Al Serraj anuncia su participación en la Cumbre de Berlín

El ministro alemán de Exteriores, Heiko Maas. EFE/EPA/FILIP SINGER

Trípoli, 16 ene (EFE).- El presidente del Gobierno libio de Acuerdo Nacional (GNA), Fayez al Serraj, confirmó este jueves su participación a la cumbre internacional sobre el futuro de Libia que se celebrará el próximo día 19 en Berlín.

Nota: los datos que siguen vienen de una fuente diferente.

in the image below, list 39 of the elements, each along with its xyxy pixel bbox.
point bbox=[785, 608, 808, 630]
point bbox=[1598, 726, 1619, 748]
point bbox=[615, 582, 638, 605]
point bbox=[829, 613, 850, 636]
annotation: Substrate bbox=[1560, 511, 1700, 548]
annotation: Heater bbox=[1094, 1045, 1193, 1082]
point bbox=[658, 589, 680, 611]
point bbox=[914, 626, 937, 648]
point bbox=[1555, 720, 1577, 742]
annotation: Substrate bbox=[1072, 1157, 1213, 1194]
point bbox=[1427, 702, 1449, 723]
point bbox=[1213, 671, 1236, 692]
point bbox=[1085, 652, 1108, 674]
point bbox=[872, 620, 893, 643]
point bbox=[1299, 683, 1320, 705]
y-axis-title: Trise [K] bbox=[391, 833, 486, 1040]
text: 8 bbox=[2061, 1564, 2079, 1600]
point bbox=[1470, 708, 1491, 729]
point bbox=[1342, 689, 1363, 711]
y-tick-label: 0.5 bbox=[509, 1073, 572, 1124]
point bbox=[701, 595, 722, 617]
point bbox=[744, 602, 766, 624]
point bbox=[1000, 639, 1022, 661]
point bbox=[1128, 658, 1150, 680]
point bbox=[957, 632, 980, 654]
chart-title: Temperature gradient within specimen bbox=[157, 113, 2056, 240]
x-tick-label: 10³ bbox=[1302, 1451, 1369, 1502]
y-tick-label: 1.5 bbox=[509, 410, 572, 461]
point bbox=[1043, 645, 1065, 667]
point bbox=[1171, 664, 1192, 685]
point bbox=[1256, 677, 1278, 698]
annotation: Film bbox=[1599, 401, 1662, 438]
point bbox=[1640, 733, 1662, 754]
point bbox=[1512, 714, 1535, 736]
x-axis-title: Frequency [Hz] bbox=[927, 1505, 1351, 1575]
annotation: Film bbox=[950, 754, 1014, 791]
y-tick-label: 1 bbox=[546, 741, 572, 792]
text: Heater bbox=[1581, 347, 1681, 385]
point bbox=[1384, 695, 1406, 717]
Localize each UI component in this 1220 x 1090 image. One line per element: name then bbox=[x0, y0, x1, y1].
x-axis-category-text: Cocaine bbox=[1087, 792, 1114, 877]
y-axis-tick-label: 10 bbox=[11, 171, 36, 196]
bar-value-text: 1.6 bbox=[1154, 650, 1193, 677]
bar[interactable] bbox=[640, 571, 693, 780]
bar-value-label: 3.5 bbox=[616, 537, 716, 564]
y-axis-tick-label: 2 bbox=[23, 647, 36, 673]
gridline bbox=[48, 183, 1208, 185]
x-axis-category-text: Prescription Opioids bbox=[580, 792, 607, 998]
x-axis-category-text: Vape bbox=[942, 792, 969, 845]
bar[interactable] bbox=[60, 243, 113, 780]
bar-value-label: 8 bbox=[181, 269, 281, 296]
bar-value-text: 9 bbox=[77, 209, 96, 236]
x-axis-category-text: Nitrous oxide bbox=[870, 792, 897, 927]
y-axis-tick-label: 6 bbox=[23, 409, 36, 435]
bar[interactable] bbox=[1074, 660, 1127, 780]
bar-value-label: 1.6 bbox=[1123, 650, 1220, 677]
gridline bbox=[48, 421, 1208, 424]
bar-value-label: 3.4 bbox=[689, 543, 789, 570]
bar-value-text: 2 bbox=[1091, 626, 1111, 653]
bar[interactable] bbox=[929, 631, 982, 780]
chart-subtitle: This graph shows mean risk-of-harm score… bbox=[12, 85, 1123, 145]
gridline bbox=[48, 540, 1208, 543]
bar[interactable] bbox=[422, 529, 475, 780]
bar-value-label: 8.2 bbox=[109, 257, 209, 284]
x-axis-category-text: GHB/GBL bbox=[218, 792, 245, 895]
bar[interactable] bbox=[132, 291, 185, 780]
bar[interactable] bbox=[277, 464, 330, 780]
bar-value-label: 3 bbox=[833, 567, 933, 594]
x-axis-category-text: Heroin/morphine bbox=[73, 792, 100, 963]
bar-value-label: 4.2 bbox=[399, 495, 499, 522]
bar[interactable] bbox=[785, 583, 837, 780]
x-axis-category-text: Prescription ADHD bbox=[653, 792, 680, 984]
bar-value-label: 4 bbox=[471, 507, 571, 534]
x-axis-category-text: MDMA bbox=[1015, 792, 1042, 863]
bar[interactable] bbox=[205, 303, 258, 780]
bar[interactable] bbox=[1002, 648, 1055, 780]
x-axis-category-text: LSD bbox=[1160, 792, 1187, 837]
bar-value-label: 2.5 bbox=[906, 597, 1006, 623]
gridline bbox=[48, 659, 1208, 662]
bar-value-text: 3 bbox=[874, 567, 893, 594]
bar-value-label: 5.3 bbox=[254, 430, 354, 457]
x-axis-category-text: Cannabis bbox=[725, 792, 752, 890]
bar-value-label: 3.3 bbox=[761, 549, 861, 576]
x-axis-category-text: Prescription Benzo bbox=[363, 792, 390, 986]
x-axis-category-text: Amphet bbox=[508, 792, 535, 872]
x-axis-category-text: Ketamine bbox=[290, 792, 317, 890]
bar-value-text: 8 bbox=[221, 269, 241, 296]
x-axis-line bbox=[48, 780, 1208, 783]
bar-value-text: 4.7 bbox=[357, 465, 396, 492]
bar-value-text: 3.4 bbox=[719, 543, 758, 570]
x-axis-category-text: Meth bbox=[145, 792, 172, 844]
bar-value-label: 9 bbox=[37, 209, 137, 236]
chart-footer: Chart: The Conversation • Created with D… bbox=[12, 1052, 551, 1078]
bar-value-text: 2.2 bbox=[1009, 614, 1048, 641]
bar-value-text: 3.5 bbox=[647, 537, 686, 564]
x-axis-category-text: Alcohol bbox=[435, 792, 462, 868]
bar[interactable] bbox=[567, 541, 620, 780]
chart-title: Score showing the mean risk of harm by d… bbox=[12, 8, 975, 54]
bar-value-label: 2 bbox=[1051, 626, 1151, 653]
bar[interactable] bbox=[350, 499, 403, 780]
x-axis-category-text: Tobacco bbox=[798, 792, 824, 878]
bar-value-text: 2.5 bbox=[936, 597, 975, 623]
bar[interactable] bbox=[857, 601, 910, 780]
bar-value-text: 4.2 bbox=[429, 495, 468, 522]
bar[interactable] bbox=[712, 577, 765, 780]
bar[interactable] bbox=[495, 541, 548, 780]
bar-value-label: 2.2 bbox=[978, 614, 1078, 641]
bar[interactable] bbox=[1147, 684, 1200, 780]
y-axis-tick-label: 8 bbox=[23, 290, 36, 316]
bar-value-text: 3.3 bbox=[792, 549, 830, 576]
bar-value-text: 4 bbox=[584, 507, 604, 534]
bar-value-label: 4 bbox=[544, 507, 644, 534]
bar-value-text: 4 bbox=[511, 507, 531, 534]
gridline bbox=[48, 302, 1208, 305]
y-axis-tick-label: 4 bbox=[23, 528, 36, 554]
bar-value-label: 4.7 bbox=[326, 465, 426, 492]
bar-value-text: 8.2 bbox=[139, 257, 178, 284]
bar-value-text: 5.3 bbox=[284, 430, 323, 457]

"Tomaremos parte en la conferencia de Berlín", aseguró Al Serraj durante su reunión con líderes políticos y militares antes de precisar que ha firmado el acuerdo en Moscú porque vio "un primer paso hacia la resolución de la crisis poniendo fin al derramamiento de sangre y la preservación de las vidas".

Si el GNA, reconocido por la comunidad internacional, firmó el acuerdo de alto el fuego su rival, el mariscal Jalifa Haftar, hombre fuerte de Libia, no ha confirmado todavía su participación en la cumbre de Berlín, aunque hoy mantiene un encuentro con el ministro de Asuntos Exteriores alemán, Heiko Maas, quien llegó este jueves a Benghazi (este).

La ONU informó que la Conferencia de Berlín tiene como objetivo poner fin a las divisiones internacionales y a la injerencia extranjera en Libia.

En este contexto, Al Serraj dejó claro en su discurso que los europeos están molestos por el papel turco-ruso y dijo que "no han tomado una postura práctica positiva" durante los últimos nueve meses de hostilidades.

La cita de Berlín fue convocada la semana pasada por la canciller Angela Merkel y el presidente ruso, Vladímir Putin, tras más de diez meses de combates que han costado la vida a más de 1.500 personas -cerca de 300 de ellas civiles libios- causado heridas a más de 15.000 y obligado a cerca de 100.000 ciudadanos a abandonar sus hogares y a convertirse en desplazados internos.

El propio Putin, en colaboración con el presidente turco, Recep Tayyip Erdogan, logró esta semana un alto el fuego entre los dos contendientes, el Gobierno de Acuerdo Nacional sostenido por la ONU en Trípoli (GNA) y el mariscal Jalifa Hafter, tutor del Parlamento electo y el Ejecutivo no reconocido en la ciudad oriental de Tobruk, y hombre fuerte del país.

Un alto el fuego que entró en vigor el pasado domingo y aún sigue siendo relativamente respetado sobre el terreno a pesar de las repetitivas acusaciones mutuas de violaciones por parte de dos fuerzas rivales.

El mariscal Hafter cuenta con el apoyo económico y militar de Rusia, Arabia Saudí, Egipto y Emiratos Árabes Unidos, y el respaldo político de Francia y Estados Unidos.

El GNA, por su parte, conserva el reconocimiento de la UE y se sostiene en el apoyo económico y militar de Turquía, único país que ha admitido el envío de tropas, y el respaldo político de Catar e Italia, nación esta última que se ha pronunciado igualmente en favor de un eventual despliegue de soldados.